Leather Maiden
- Jacket designed by Peter Mendelsund
- Author: Joe R. Lansdale
- Language: English
- Publisher: Knopf
- Publication date: 2008
- Publication place: United States
- Media type: Print (Hardcover)(Trade Paperback)
- Pages: 287
- ISBN: 978-0-375-41452-7
- Preceded by: Lost Echos (2008)
- Followed by: Under the Warrior Star (2010)

= Leather Maiden =

2008 novel by Joe R. Lansdale

Leather Maiden is a crime/mystery novel written by American author Joe R. Lansdale.

==Plot summary==
Disturbed Iraq War Veteran Cason Statler returns to his hometown of Camp Rapture, Texas after being run out of Houston because of a scandalous affair.
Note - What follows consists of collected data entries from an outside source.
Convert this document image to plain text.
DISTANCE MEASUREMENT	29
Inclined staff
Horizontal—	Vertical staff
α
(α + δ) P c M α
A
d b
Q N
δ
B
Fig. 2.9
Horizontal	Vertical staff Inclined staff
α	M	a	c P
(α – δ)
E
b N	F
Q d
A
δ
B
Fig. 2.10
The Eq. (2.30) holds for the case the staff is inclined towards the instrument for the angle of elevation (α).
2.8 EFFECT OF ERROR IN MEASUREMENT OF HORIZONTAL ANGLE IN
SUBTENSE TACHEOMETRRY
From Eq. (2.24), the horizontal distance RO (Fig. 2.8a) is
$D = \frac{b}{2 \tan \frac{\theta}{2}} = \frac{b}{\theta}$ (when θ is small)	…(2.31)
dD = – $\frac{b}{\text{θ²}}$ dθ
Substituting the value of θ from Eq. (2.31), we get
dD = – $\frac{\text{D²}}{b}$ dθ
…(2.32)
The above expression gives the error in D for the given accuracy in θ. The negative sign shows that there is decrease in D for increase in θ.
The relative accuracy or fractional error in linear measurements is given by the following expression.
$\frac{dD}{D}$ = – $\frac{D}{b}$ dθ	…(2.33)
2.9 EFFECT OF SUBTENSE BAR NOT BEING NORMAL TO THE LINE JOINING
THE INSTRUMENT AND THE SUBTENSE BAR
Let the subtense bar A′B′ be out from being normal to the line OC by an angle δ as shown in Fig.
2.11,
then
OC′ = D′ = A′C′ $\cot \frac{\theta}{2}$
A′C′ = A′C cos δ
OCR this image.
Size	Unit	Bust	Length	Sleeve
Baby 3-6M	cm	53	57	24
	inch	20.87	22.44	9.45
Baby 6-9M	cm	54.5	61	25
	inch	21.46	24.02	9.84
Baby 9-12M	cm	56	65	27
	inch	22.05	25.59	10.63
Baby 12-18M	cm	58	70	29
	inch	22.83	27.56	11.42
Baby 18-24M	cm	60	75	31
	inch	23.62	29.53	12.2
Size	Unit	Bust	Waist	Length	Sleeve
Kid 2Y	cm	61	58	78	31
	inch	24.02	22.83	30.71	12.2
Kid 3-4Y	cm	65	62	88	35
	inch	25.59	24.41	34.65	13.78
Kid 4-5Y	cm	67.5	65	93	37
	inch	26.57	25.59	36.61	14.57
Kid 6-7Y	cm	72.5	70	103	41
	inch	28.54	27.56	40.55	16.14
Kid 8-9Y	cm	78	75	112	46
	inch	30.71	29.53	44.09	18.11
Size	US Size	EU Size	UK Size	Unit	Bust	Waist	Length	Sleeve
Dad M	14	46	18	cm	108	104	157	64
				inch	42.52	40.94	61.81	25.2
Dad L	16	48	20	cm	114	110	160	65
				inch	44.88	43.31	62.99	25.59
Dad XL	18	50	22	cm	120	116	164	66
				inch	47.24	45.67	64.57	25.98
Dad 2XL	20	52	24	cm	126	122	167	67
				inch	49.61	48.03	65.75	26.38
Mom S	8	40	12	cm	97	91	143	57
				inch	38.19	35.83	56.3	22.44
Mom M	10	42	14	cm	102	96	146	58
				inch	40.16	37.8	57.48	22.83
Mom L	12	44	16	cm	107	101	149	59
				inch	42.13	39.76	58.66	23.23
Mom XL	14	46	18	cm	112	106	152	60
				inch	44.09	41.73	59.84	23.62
Now he's drinking too much and stalking his old girlfriend. With nothing else better to do he takes a job as a reporter for the small town newspaper. While working there he discovers his predecessor's notes on a cold case murder file. He figures that working this case will keep him out of trouble, but just the opposite is true. The closer he gets to the truth, the further his life spins out of control especially when he learns his upstanding citizen brother may be involved. To make matters worse, his Army buddy Booger shows up to lend a hand.

==Editions==
The original hardcover was issued by Alfred A. Knopf publications and was recently reissued as a trade paperback by Vintage Crime/Black Lizard publications.